REINIGUNGSGESELLSCHAFT
The Japanese Garden, 2008
Video, 9’38“
Idea and concept REINIGUNGSGESELLSCHAFT and Gaby Steiner
The Japanese Garden is located at vacation park Berlin Marzahn in the "Gardens of the World". The employee of a security firm is on guard duty there. It is his job to announce behavioural rules and information about the cultural meaning of the place. To reach all the visitors with his message he has to repeat his directions again and again. In addition the film shows a staff member who rakes the small stones of the garden every morning in a similar repetitive way. The remake of a non European garden in the middle of a prefabricated housing area at the periphery of Berlin causes notable cultural interferences. An environment that is intended to be spiritual merges with the behaviour of the staff and visitors of a middle European leisure facility. The result is a culture of simulation that causes the disappearance of borders between different forms of culture.

Alexander Vaindorf
Every word is becoming, 2008
Video, 2’36“
The video contains personal definitions of wealth collected via survey forms on the web. “Global” submissions - dominant values in western society are visualized as a text subtitles. During the entire video its background fades throughout the full colour spectrum, as each colour assigned to each
definition and its value. The speed of the video is ten times faster then normal which limits the reading
possibility to only a few words at a time, as those become keywords.
Using similar mechanisms as in advertisement the video correlates to a "modern" rapid life style, contradicting
the “actual” time needed to reflect on ones life values. (Alexander Vaindorf)

Katarina Zdjelar
Everything is gonna be, 2008
Video, 3’35“
The video was made with an amateur choir from the Norwegian peninsula of Lofoten, which
might as well have been Burgh-Haamstede, The Netherlands (hiding behind the dunes) or
Dornstetten, Germany (on the rim of the Black Wood) or San Domenico, Italy (the little village
from which you can see Florence), or Héricourt, France (one of these little villages that
gave its name to a great battle). (Frans-Willem Korsten, 2008)

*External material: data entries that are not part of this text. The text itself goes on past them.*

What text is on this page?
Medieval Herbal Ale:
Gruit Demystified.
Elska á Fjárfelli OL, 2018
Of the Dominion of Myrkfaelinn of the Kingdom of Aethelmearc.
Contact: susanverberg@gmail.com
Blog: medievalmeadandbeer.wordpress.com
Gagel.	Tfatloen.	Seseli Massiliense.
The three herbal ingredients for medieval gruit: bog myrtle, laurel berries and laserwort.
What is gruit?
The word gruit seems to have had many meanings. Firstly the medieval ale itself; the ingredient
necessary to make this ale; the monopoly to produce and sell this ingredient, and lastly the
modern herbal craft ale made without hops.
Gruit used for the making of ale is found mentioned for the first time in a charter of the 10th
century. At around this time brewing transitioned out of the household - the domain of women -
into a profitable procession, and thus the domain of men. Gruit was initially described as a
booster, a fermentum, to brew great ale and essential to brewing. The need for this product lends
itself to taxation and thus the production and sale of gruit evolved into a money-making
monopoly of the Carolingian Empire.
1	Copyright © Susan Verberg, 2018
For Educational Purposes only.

Further documentation to this exhibition at http://c-m-l.org/?q=node/346

Elena Sorokina is a Paris/Brussels based curator and writer. A Whitney ISP fellow, she recently
curated "Petroliana" at the Moscow Biennial 2007, "Laws of Relativity" at the Fondazione Sandretto Re Rebaudengo, Turin, and "On Traders' Dilemmas" at YBCA, San Francisco. She writes for Artforum, Moscow Art Magazine and other publications.